Dün oğlu arayıp haber verince hiç beklemeden büyük oğluna bir bilet ayarlamasını söylemiş, sonrasında evden çıkarak havalimanına gitmiş ve atladığı ilk uçakla oğlunun yanına gelmişti. Oğlu her ne kadar soğuk kanlı davransada gözlerinin akı kıpkırmızı olmuş bir şekilde, sevdiğinin ismini sayıklıyordu.

Seydi bey, oğlunun yorgun yüzünü avuçları arasına alarak kafasını omzuna bastırınca Kenan'ın gözleri kendiliğinden kapandı. Gözünden akan iki damla yaş ve bitkin bir sesle "Baba biz nişanlanacaktık biliyor musun? Önümüzdeki haftada seni alıp Gizem'i ailesinden istemeye gidecektik"

Oğlunun acı ama sessiz haykırışları Seydi beyinde ağlamasına ve omuzlarının titremesine neden olmuştu. Nasıl teselli edeceğini bilemiyordu. Yada böyle bir durumda teselli vermek neye yarardı.

Ağzını açıp tam konuşacaktı ki güvenlikçilerden biri doktorun kendilerini beklediğini ve darp raporunun çıktığını söylediğinde, Kenan'ın vücudu daha bir kasılmıştı. Babasının desteğiyle ayağa kalktı ve sarsak adımlarla hızlıca doktorun yanına giderek titreyen dudaklarını oynattı.

Kısılmış sesiyle "Doktor ne oldu? Rapordan ne çıktı" deyip, yorgun gözlerini Gizem'in babasına çevirdi. İkisi bir süre acı acı birbirine bakıp doktora döndüler.

"Birazdan komiser de burada olur. Raporu onlara teslim etmek zorundayız Kenan bey. Ayrıca komisere herşeyi anlattım. O sizlere gereken bilgiyi verecektir"
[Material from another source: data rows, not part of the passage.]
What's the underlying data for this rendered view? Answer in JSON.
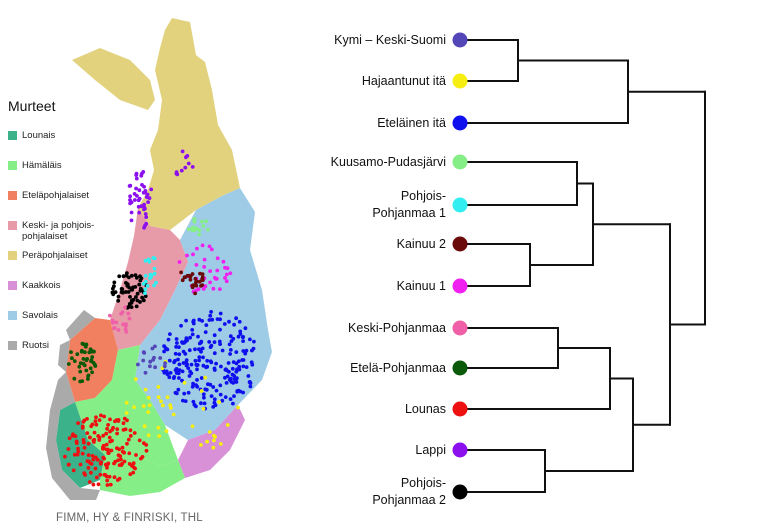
{
  "legend": {
    "title": "Murteet",
    "items": [
      {
        "label": "Lounais",
        "color": "#3cb28a"
      },
      {
        "label": "Hämäläis",
        "color": "#86ee86"
      },
      {
        "label": "Eteläpohjalaiset",
        "color": "#f08060"
      },
      {
        "label": "Keski- ja pohjois-\npohjalaiset",
        "color": "#e79aa8"
      },
      {
        "label": "Peräpohjalaiset",
        "color": "#e2d27e"
      },
      {
        "label": "Kaakkois",
        "color": "#d890d6"
      },
      {
        "label": "Savolais",
        "color": "#9ecbe6"
      },
      {
        "label": "Ruotsi",
        "color": "#aaaaaa"
      }
    ]
  },
  "credit": "FIMM, HY & FINRISKI, THL",
  "dendrogram": {
    "leaves": [
      {
        "label": "Kymi – Keski-Suomi",
        "color": "#5346b6"
      },
      {
        "label": "Hajaantunut itä",
        "color": "#f5ee10"
      },
      {
        "label": "Eteläinen itä",
        "color": "#1010ee"
      },
      {
        "label": "Kuusamo-Pudasjärvi",
        "color": "#86ee86"
      },
      {
        "label": "Pohjois-\nPohjanmaa 1",
        "color": "#33eef0"
      },
      {
        "label": "Kainuu 2",
        "color": "#6b0a0a"
      },
      {
        "label": "Kainuu 1",
        "color": "#f020f0"
      },
      {
        "label": "Keski-Pohjanmaa",
        "color": "#f060a8"
      },
      {
        "label": "Etelä-Pohjanmaa",
        "color": "#0a5a0a"
      },
      {
        "label": "Lounas",
        "color": "#ee1111"
      },
      {
        "label": "Lappi",
        "color": "#8c10ee"
      },
      {
        "label": "Pohjois-\nPohjanmaa 2",
        "color": "#000000"
      }
    ]
  }
}
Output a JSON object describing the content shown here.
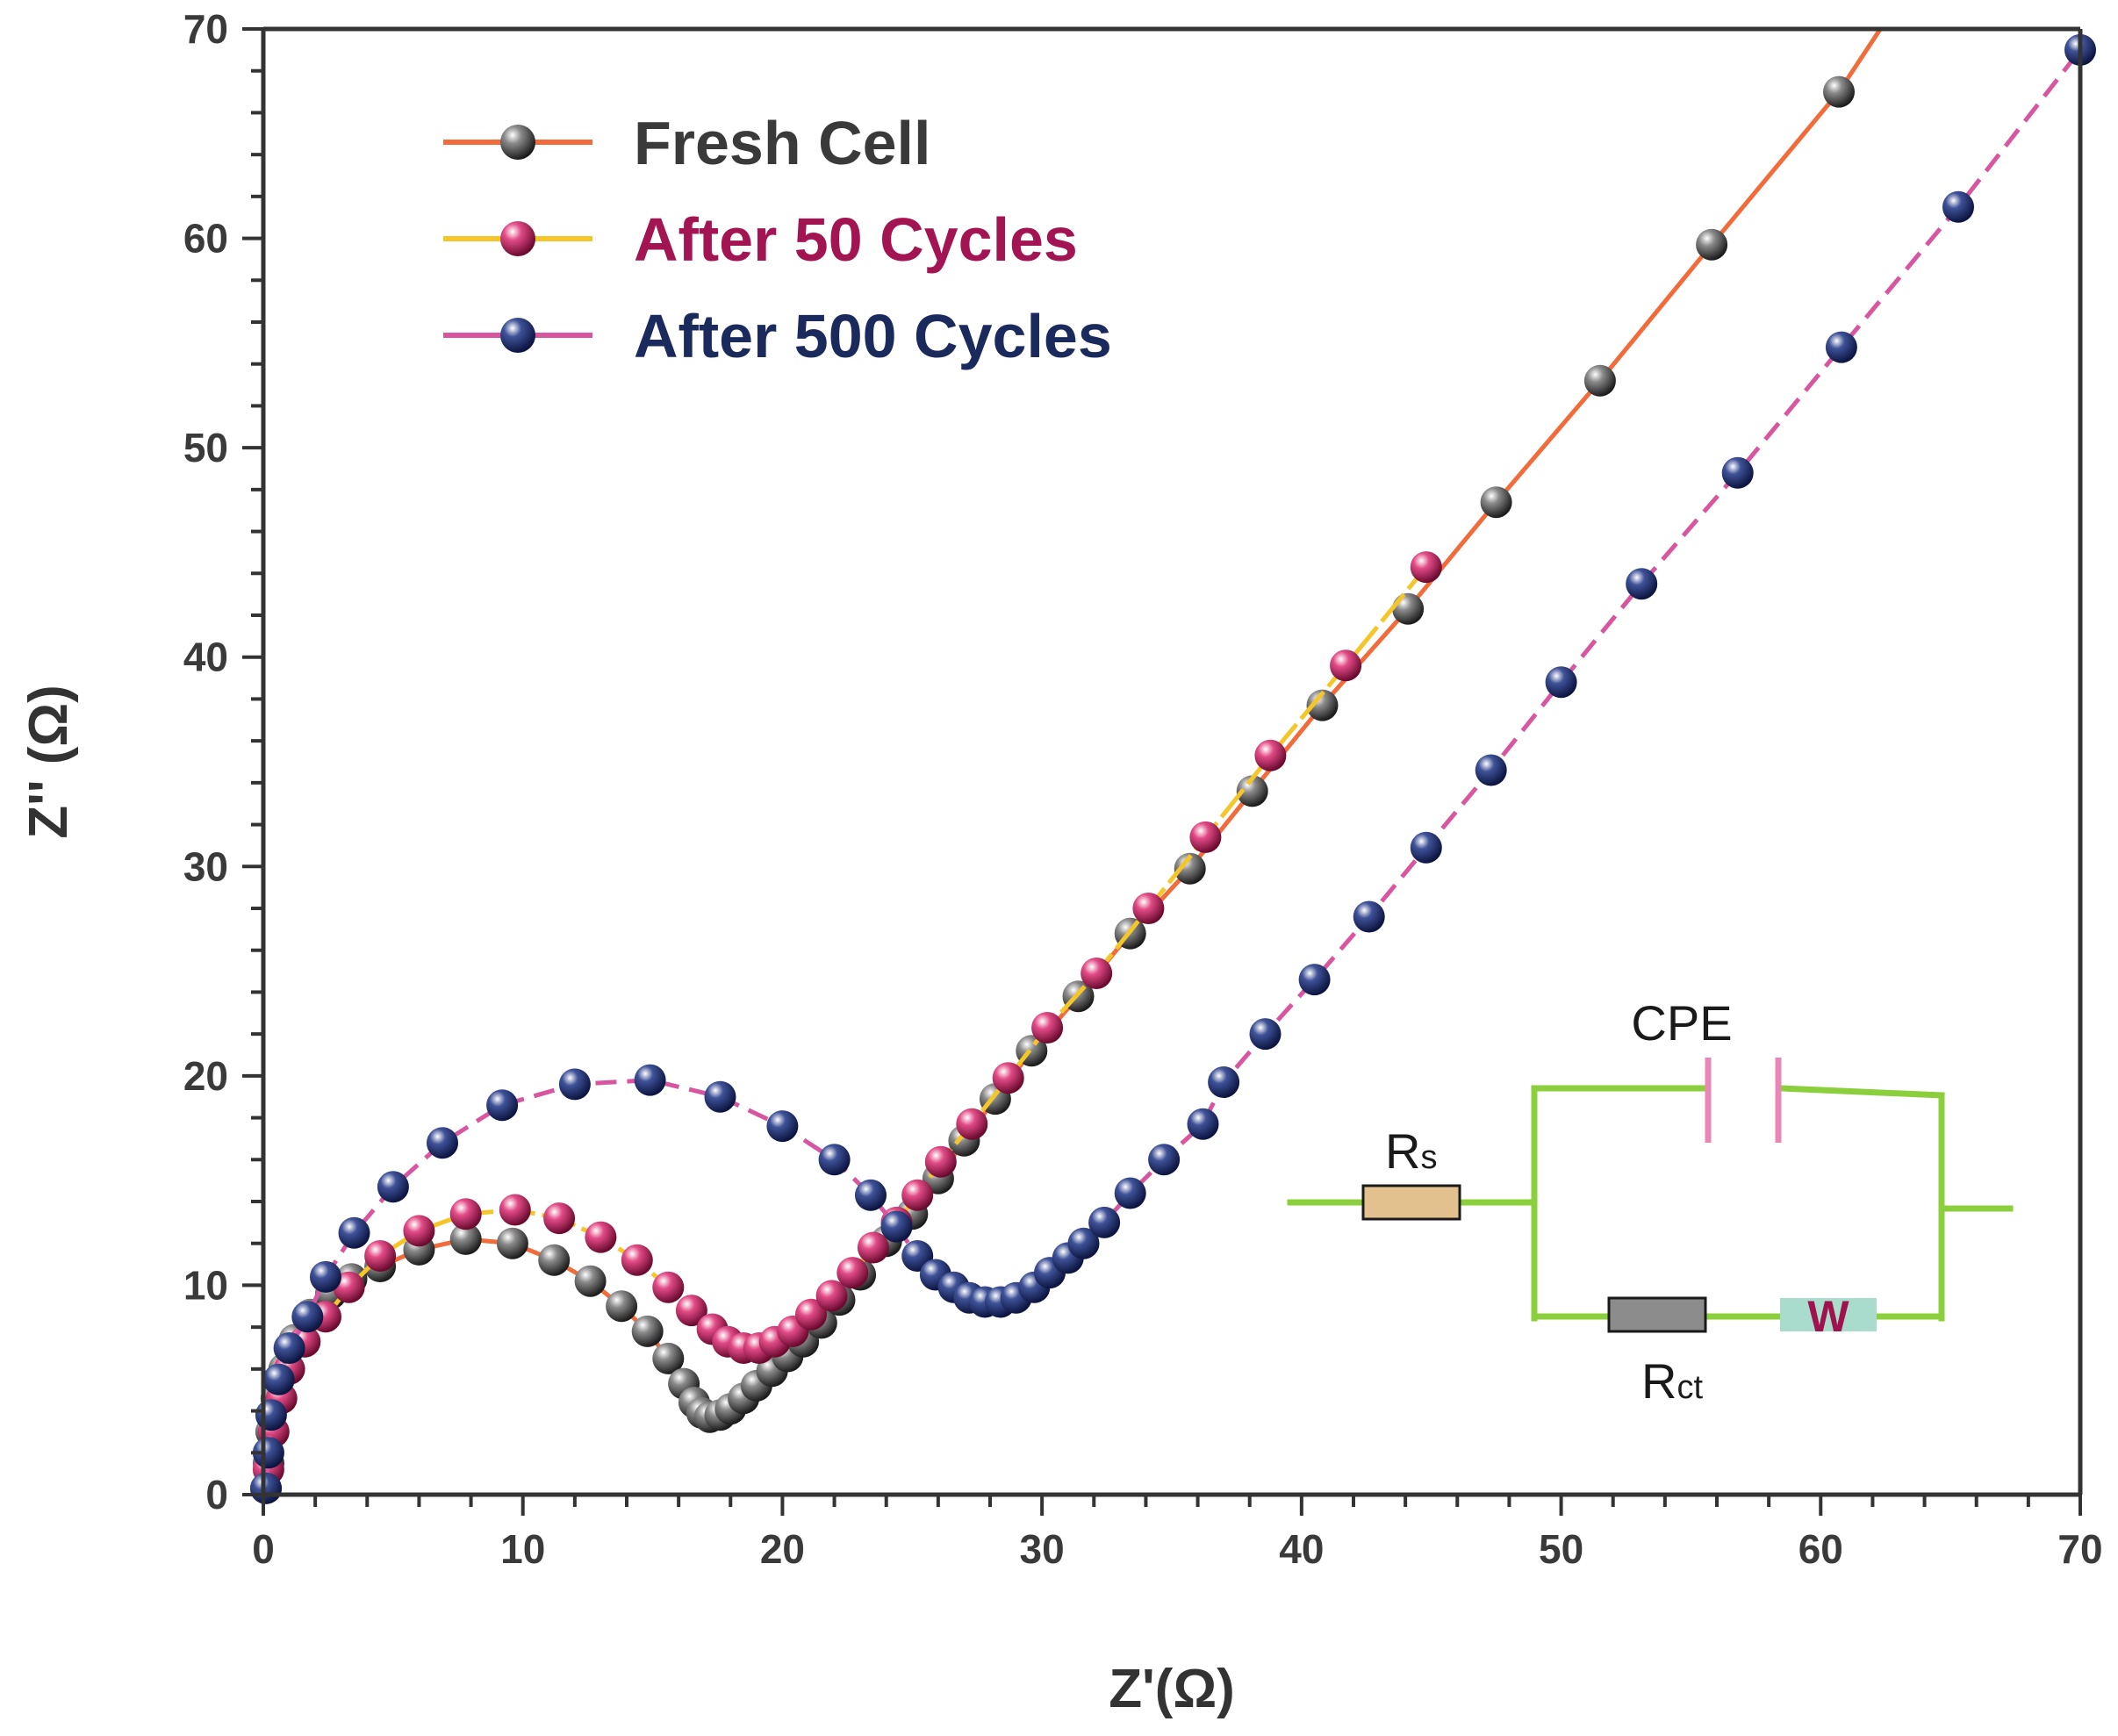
{
  "chart_data": {
    "type": "scatter",
    "title": "",
    "xlabel": "Z'(Ω)",
    "ylabel": "Z'' (Ω)",
    "xlim": [
      0,
      70
    ],
    "ylim": [
      0,
      70
    ],
    "xticks": [
      "0",
      "10",
      "20",
      "30",
      "40",
      "50",
      "60",
      "70"
    ],
    "yticks": [
      "0",
      "10",
      "20",
      "30",
      "40",
      "50",
      "60",
      "70"
    ],
    "grid": false,
    "legend_position": "top-left",
    "series": [
      {
        "name": "Fresh Cell",
        "line_color": "#f26b3a",
        "marker_color": "#4a4a4a",
        "label_color": "#3a3a3a",
        "points": [
          [
            0.1,
            0.3
          ],
          [
            0.2,
            1.5
          ],
          [
            0.3,
            3.0
          ],
          [
            0.5,
            4.6
          ],
          [
            0.8,
            6.0
          ],
          [
            1.2,
            7.4
          ],
          [
            1.8,
            8.6
          ],
          [
            2.6,
            9.6
          ],
          [
            3.4,
            10.3
          ],
          [
            4.5,
            10.9
          ],
          [
            6.0,
            11.7
          ],
          [
            7.8,
            12.2
          ],
          [
            9.6,
            12.0
          ],
          [
            11.2,
            11.2
          ],
          [
            12.6,
            10.2
          ],
          [
            13.8,
            9.0
          ],
          [
            14.8,
            7.8
          ],
          [
            15.6,
            6.5
          ],
          [
            16.2,
            5.3
          ],
          [
            16.6,
            4.4
          ],
          [
            16.9,
            3.9
          ],
          [
            17.2,
            3.7
          ],
          [
            17.6,
            3.8
          ],
          [
            18.0,
            4.1
          ],
          [
            18.5,
            4.6
          ],
          [
            19.0,
            5.2
          ],
          [
            19.6,
            5.9
          ],
          [
            20.2,
            6.6
          ],
          [
            20.8,
            7.3
          ],
          [
            21.5,
            8.2
          ],
          [
            22.2,
            9.3
          ],
          [
            23.0,
            10.5
          ],
          [
            24.0,
            12.1
          ],
          [
            25.0,
            13.4
          ],
          [
            26.0,
            15.1
          ],
          [
            27.0,
            16.9
          ],
          [
            28.2,
            18.9
          ],
          [
            29.6,
            21.2
          ],
          [
            31.4,
            23.8
          ],
          [
            33.4,
            26.8
          ],
          [
            35.7,
            29.9
          ],
          [
            38.1,
            33.6
          ],
          [
            40.8,
            37.7
          ],
          [
            44.1,
            42.3
          ],
          [
            47.5,
            47.4
          ],
          [
            51.5,
            53.2
          ],
          [
            55.8,
            59.7
          ],
          [
            60.7,
            67.0
          ]
        ],
        "line_end": [
          62.3,
          70
        ]
      },
      {
        "name": "After 50 Cycles",
        "line_color": "#f5c62a",
        "marker_color": "#b5114f",
        "label_color": "#a31452",
        "points": [
          [
            0.2,
            1.2
          ],
          [
            0.4,
            3.0
          ],
          [
            0.7,
            4.6
          ],
          [
            1.0,
            6.0
          ],
          [
            1.6,
            7.3
          ],
          [
            2.4,
            8.5
          ],
          [
            3.3,
            9.9
          ],
          [
            4.5,
            11.4
          ],
          [
            6.0,
            12.6
          ],
          [
            7.8,
            13.4
          ],
          [
            9.7,
            13.6
          ],
          [
            11.4,
            13.2
          ],
          [
            13.0,
            12.3
          ],
          [
            14.4,
            11.2
          ],
          [
            15.6,
            9.9
          ],
          [
            16.5,
            8.8
          ],
          [
            17.3,
            7.9
          ],
          [
            17.9,
            7.3
          ],
          [
            18.5,
            7.0
          ],
          [
            19.1,
            7.0
          ],
          [
            19.7,
            7.3
          ],
          [
            20.4,
            7.8
          ],
          [
            21.1,
            8.6
          ],
          [
            21.9,
            9.5
          ],
          [
            22.7,
            10.6
          ],
          [
            23.5,
            11.8
          ],
          [
            24.4,
            13.0
          ],
          [
            25.2,
            14.3
          ],
          [
            26.1,
            15.9
          ],
          [
            27.3,
            17.7
          ],
          [
            28.7,
            19.9
          ],
          [
            30.2,
            22.3
          ],
          [
            32.1,
            24.9
          ],
          [
            34.1,
            28.0
          ],
          [
            36.3,
            31.4
          ],
          [
            38.8,
            35.3
          ],
          [
            41.7,
            39.6
          ],
          [
            44.8,
            44.3
          ]
        ],
        "line_end": [
          44.8,
          44.3
        ]
      },
      {
        "name": "After 500 Cycles",
        "line_color": "#d8569f",
        "marker_color": "#1d2a66",
        "label_color": "#1b2a5c",
        "points": [
          [
            0.1,
            0.3
          ],
          [
            0.2,
            2.0
          ],
          [
            0.3,
            3.8
          ],
          [
            0.6,
            5.5
          ],
          [
            1.0,
            7.0
          ],
          [
            1.7,
            8.5
          ],
          [
            2.4,
            10.4
          ],
          [
            3.5,
            12.5
          ],
          [
            5.0,
            14.7
          ],
          [
            6.9,
            16.8
          ],
          [
            9.2,
            18.6
          ],
          [
            12.0,
            19.6
          ],
          [
            14.9,
            19.8
          ],
          [
            17.6,
            19.0
          ],
          [
            20.0,
            17.6
          ],
          [
            22.0,
            16.0
          ],
          [
            23.4,
            14.3
          ],
          [
            24.4,
            12.8
          ],
          [
            25.2,
            11.4
          ],
          [
            25.9,
            10.5
          ],
          [
            26.6,
            9.9
          ],
          [
            27.2,
            9.4
          ],
          [
            27.8,
            9.2
          ],
          [
            28.4,
            9.2
          ],
          [
            29.0,
            9.4
          ],
          [
            29.7,
            9.9
          ],
          [
            30.3,
            10.6
          ],
          [
            31.0,
            11.3
          ],
          [
            31.6,
            12.0
          ],
          [
            32.4,
            13.0
          ],
          [
            33.4,
            14.4
          ],
          [
            34.7,
            16.0
          ],
          [
            36.2,
            17.7
          ],
          [
            37.0,
            19.7
          ],
          [
            38.6,
            22.0
          ],
          [
            40.5,
            24.6
          ],
          [
            42.6,
            27.6
          ],
          [
            44.8,
            30.9
          ],
          [
            47.3,
            34.6
          ],
          [
            50.0,
            38.8
          ],
          [
            53.1,
            43.5
          ],
          [
            56.8,
            48.8
          ],
          [
            60.8,
            54.8
          ],
          [
            65.3,
            61.5
          ],
          [
            70.0,
            69.0
          ]
        ],
        "line_end": [
          70,
          69.0
        ]
      }
    ]
  },
  "circuit": {
    "rs_label": "R",
    "rs_sub": "s",
    "cpe_label": "CPE",
    "rct_label": "R",
    "rct_sub": "ct",
    "w_label": "W",
    "wire_color": "#8ccf3c",
    "rs_fill": "#e2c18f",
    "rct_fill": "#8c8c8c",
    "w_fill": "#a9dccd",
    "cpe_color": "#e887b6"
  }
}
Kenan, komiseri beklemenin bir anlamı olmadığını düşünerek arka cebinden cüzdanını çıkartıp komutan kimliğini gösterdi. Fakat kendisi kolluk kuvvetlerde olmasına rağmen, bu işi polisler halletmeliydi. Çünkü bu polislerin göreviydi. Yani doktor polis dışında pek kimseye bilgi veremezdi.

"Komiseri bekleyemem doktor. Sen bize rapordan bahset sonra ne yapıyorsan yap, o katil ile ilgili herhangi bir iz çıktı mı çıkmadı mı?"

Kenan'ın sinirli sesine tezat olarak, Doktor birkaç saniye Kenan'ın yıkılmış yüzüne bakadurdu ve dudaklarını birbirine bastırıp kafasını iki yana olumsuzca salladı.